According to reports, the 27-year-old gunman (who will remain unnamed) began to indiscriminately fire as soon as he entered the lobby of the building.
Authorities revealed the gunman had a “documented mental health history”.
As he moved through the lobby, he reportedly sprayed the area with gunfire and shot a woman hiding behind a pillar. The gunman continued to the elevators, where he shot a security guard who took cover behind a desk.
When the elevator arrived to the ground floor, a woman was inside. The gunman let her exit the elevators unscathed and leave before going up to the 33rd floor to Rudin Management offices, where he opened fire on another woman before he turned his gun on himself and ended his life.
Along with Rudin Management, the 44-story building also housed Blackstone and NFL headquarters.
Although there is absolutely no link to the UHC CEO shooting, the parallels are strikingly similar in some regards: urban location, corporate setting, premeditated entry, and shooter self-destruction.
Whereas the shooting of the UHC CEO was overtly symbolic - the Park Avenue shooting feels more cryptic and chaotic in nature.

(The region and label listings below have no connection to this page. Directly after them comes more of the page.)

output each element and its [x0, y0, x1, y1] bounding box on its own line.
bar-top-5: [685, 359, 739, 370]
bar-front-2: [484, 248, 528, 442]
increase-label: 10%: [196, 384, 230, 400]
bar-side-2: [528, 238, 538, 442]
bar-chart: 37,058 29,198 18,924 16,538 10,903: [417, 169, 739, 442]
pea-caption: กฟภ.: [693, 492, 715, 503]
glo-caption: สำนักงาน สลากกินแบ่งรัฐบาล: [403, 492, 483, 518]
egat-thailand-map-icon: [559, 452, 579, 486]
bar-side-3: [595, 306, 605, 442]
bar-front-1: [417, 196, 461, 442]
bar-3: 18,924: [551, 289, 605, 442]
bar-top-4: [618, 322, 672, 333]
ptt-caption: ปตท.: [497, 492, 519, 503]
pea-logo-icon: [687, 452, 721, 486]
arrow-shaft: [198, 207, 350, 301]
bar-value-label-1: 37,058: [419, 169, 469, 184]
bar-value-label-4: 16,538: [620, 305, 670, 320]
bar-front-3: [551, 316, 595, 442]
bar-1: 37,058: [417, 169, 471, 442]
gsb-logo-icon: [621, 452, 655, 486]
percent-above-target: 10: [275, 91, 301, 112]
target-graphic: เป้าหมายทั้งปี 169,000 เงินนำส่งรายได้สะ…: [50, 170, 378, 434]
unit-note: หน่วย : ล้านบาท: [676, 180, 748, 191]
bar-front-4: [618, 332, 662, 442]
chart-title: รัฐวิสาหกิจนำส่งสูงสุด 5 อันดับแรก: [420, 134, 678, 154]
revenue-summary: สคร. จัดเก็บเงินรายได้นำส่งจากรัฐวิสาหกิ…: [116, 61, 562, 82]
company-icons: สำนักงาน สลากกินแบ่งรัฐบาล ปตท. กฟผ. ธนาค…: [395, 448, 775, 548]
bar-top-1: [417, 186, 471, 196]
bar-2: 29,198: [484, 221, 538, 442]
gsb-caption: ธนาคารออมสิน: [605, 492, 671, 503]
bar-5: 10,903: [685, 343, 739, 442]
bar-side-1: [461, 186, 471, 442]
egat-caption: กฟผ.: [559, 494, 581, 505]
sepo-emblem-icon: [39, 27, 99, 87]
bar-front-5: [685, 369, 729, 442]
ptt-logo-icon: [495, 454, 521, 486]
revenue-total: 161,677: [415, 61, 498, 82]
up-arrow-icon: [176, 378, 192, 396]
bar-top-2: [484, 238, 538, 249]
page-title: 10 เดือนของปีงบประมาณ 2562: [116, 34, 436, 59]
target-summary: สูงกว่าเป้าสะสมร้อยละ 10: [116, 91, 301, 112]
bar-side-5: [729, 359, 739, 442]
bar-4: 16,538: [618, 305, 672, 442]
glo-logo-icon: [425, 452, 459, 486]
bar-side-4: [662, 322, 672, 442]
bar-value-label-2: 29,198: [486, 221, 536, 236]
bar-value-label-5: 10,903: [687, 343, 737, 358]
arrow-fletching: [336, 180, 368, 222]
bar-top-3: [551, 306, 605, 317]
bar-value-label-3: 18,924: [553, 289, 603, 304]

In his back pants pocket, the gunman had a suicide note explaining he had a CTE and that “you can't go against the NFL” because “they'll squash you”.
The gunman also asked for his brain to be studied as a CTE injury can only be confirmed with post-mortem analysis. Even with how mysterious and seemingly random the Midtown shooting seems, the motive still hints at systemic injustice - like the UHC shooting - with CTE coverups and the NFL.
We are currently in a vicious loop of numbness.
It goes like this: breaking news, viral shock, algorithmic forgetting.
The story breaks. A headline flashes across your phone. Maybe you even get the live video: grainy lobby footage, people ducking behind reception desks, the familiar sound of gunfire echoing off marble.
Then comes the deluge - thirty-second clips on TikTok, a carousel of news alerts, a press conference where the police commissioner repeats that it’s “an ongoing investigation.” Within hours, every angle has been exhausted. Every pixel of shock has been mined.
Finally, the algorithm moves on - pushing the next tragedy, the next outrage, the next flicker of horror to keep the scroll alive. Yesterday’s massacre becomes tomorrow’s trivia.
We’ve turned violence into content, and content into ambient noise. A city can be bleeding, but your feed is already suggesting a new recipe, a meme, a viral dance. Moving onto the next thing.
This is the new cycle of public life:
Shock.
Consumption.
Erasure.
And it will keep spinning until the unthinkable becomes routine. Until we’ve learned not to flinch.
One day, the feed will serve you another massacre, and you won’t feel it at all. This is how society operates now - quiet and numb while scrolling for the next distraction.